Because those sticks can further overclock to almost 1200 speeds. The DDR2 800 kit with the same timings can't get to 1000. And it has always been my experiencing that, with a few exceptions, RAM with tight timings volted upward doesn't perform much better then the same speed RAM with loose timings over volted.

Or you can buy these and not worry about the difference

http://www.newegg.com/Product/Product.aspx?Item=N82E168...
August 15, 2008 8:00:15 AM

Cshorte: volts?
August 15, 2008 7:09:40 PM

Clarify ^
August 15, 2008 7:13:21 PM

Yes lower voltage parts ie RAM do mean a higher quality part with room for better tweaking.
August 18, 2008 8:43:47 AM

E3210:

Those are not on the QVL. Pricey too. I could upgrade the video or the HD for those $.
August 19, 2008 2:46:58 AM

Anything G skill makes is reliable. The reviews for it speak to its quality.

You have to understand that if you do any tweaking to the RAM to get more speed or better timings you will have to up the voltage. That is why RAM running at 1.8v stock is generally better then the same specs RAM at a higher voltage, because it gives more room to play with them. All RAM degrades at about 2.4 volts. 2.2 seems to be good and stable for the most part. There is a difference between RAM sticks rated for higher speeds. A DDR2 800 kit with 5-5-5-15 timings can not oc to DDR2 1000 speeds with any timings. To get it past 900 you will have to increase the voltage on the RAM to do it. If you don't run programs that show a marketable difference in performance with tight timings or faster RAM (like games, which are largely unnaffected by RAM speeds), or if you don't need to get a fsb much higher then 1600 then DDR2 800 RAM will serve your needs the best. If you do then ten more dollars for a DDR2 1000 variant is worth it.

A Data is selling a quality kit for 74.99 at newegg with a free 2gb flash drive. It has a great number of reviews to assure you of its quality. Good luck with your purchase.
August 20, 2008 11:40:42 AM

E3210: That's helpful, thanks.

Can I safely infer the that--for a reputable mfr-- the lower the stock voltage for the module, the more room to increase it?

The P5Q series boards have--I am told--a "wall" at 474-475 Mhz, which would mean that if I want to keep my RAM divider at 1:1 I pretty much have to use DDR 800.
August 20, 2008 10:31:13 PM

That is not true... The P5q pro can except much higher level ram speeds then that. If that is the case then you should definitely get another board. I think the biostar t force for 89.99 is better in most ways anyway.

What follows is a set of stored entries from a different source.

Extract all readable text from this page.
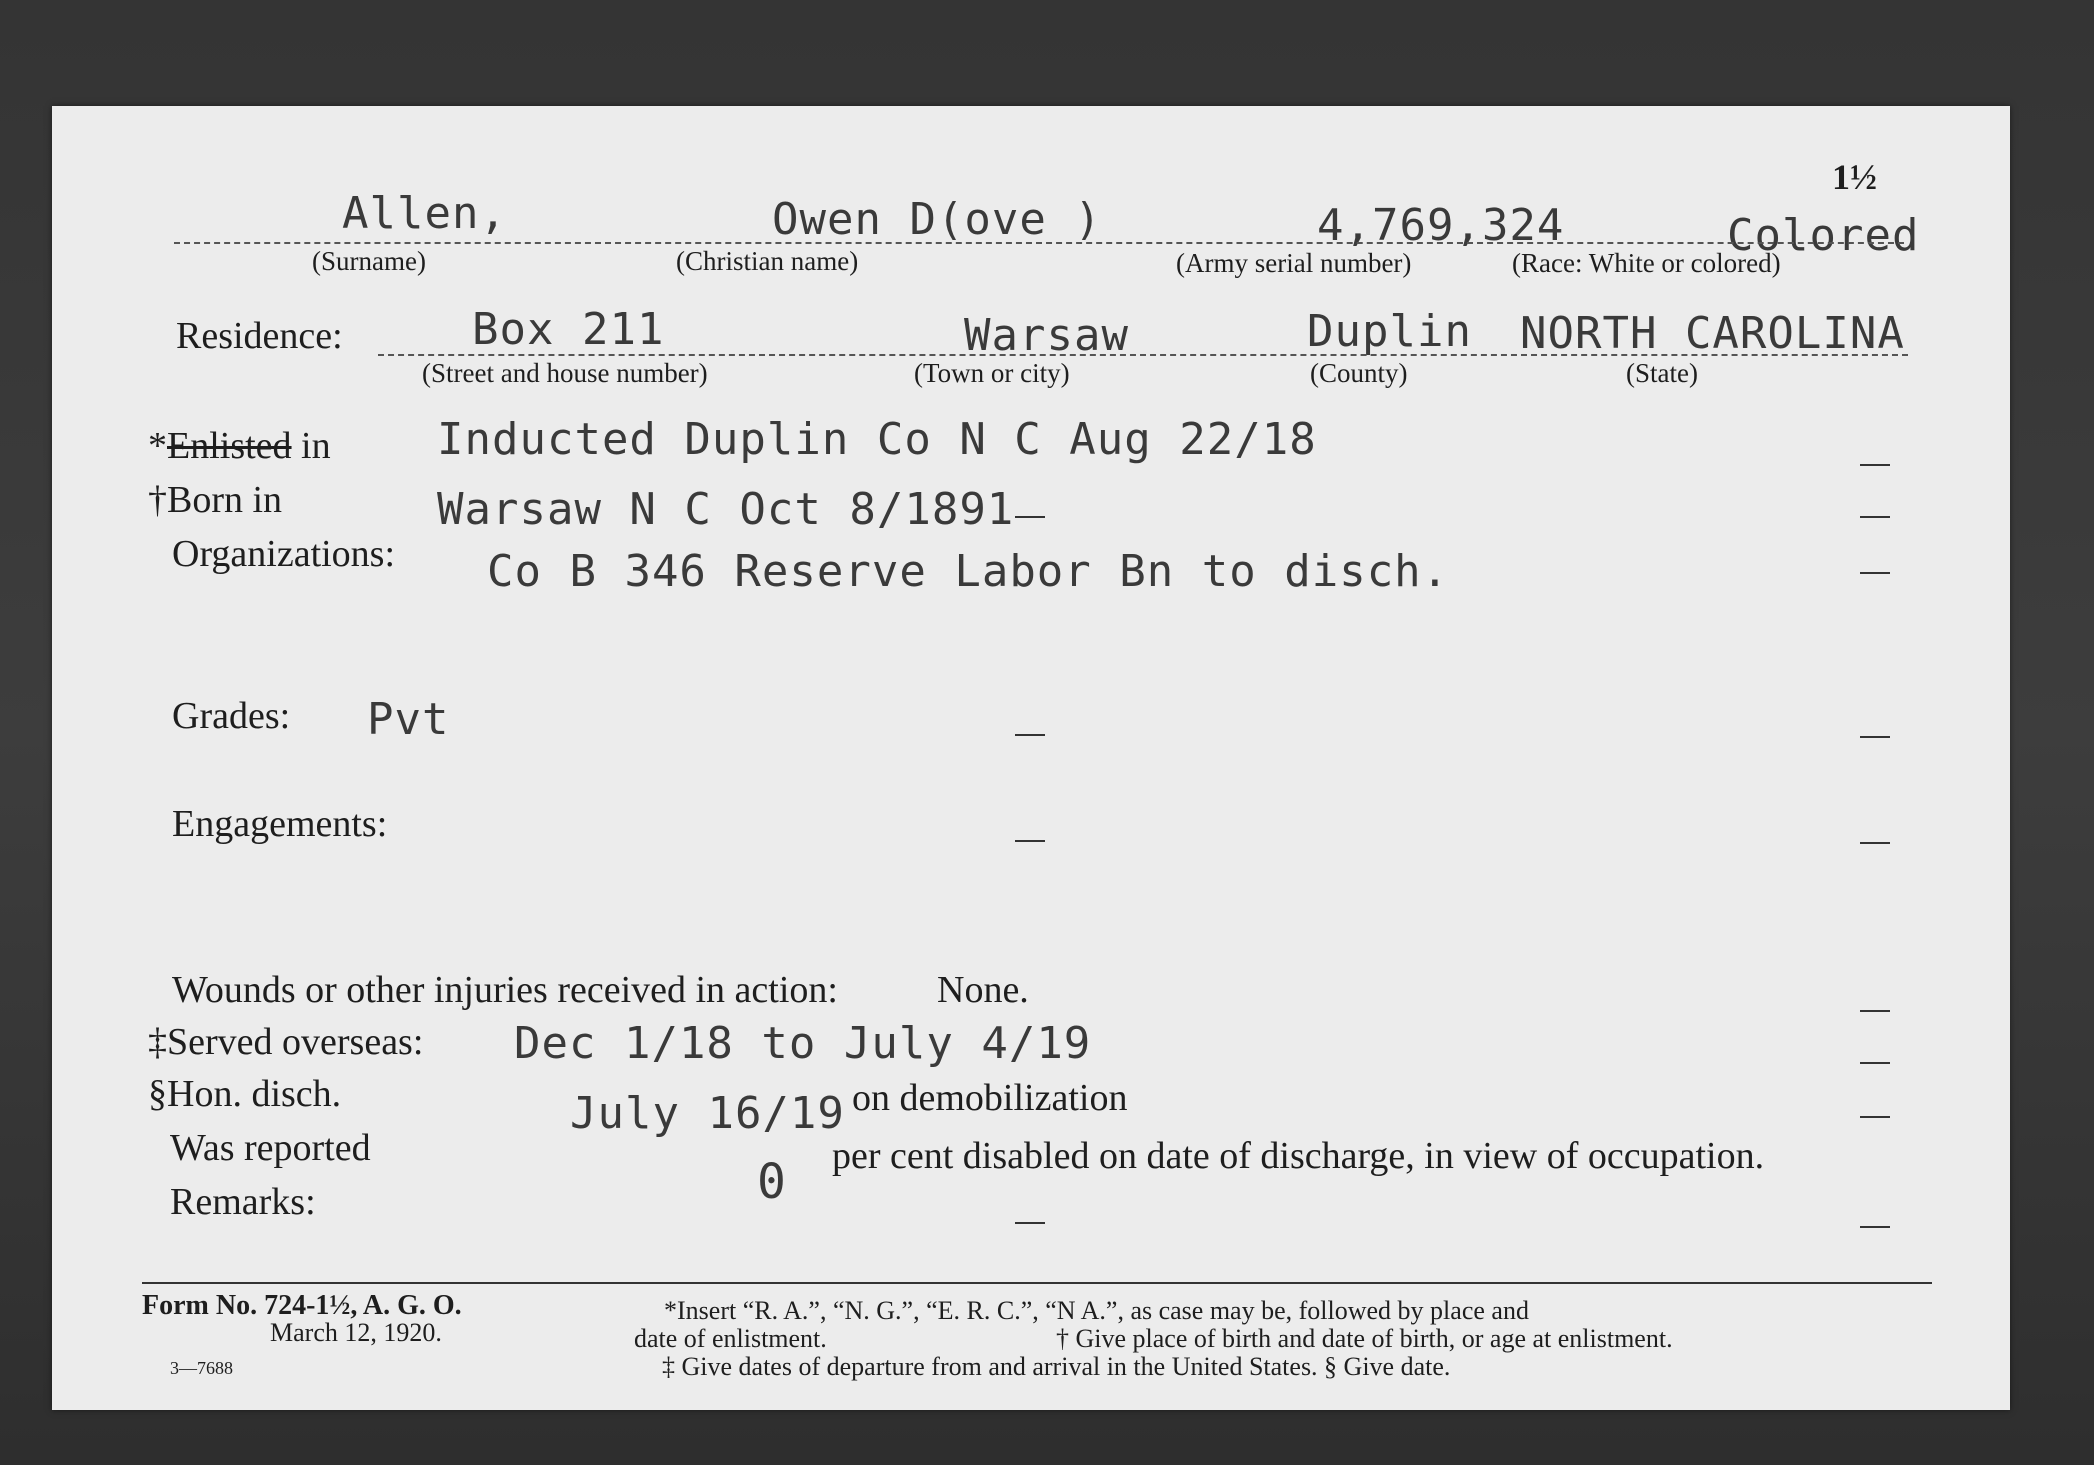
1½
Allen,	Owen D(ove )	4,769,324	Colored
(Surname)	(Christian name)	(Army serial number)	(Race: White or colored)
Residence:	Box 211	Warsaw	Duplin NORTH CAROLINA
(Street and house number)	(Town or city)	(County)	(State)
*Enlisted in Inducted Duplin Co N C Aug 22/18
†Born in	Warsaw N C Oct 8/1891
Organizations: Co B 346 Reserve Labor Bn to disch.
Grades: Pvt
Engagements:
Wounds or other injuries received in action:	None.
‡Served overseas: Dec 1/18 to July 4/19
§Hon. disch.	July 16/19 on demobilization
Was reported
0 per cent disabled on date of discharge, in view of occupation.
Remarks:
Form No. 724-1½, A. G. O.
March 12, 1920.
3—7688
*Insert “R. A.”, “N. G.”, “E. R. C.”, “N A.”, as case may be, followed by place and
date of enlistment.	† Give place of birth and date of birth, or age at enlistment.
‡ Give dates of departure from and arrival in the United States. § Give date.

It may have a problem overclocking your cpu much higher... and if that is the case they were probably referring to the fsb and not the speeds (474 fsb multiplier is enough to get the 3.0ghz stock E8400 wolfdale to 4.2ghz oc'ed). Check back with your friend and figure out what he meant.
August 21, 2008 4:37:34 PM

I meant the FSB. I don't know if it's true--I don't own the board (yet)--I've just seen it reported several times. And BIOSs get updated.

I'd be interested in your views on the Biostar board.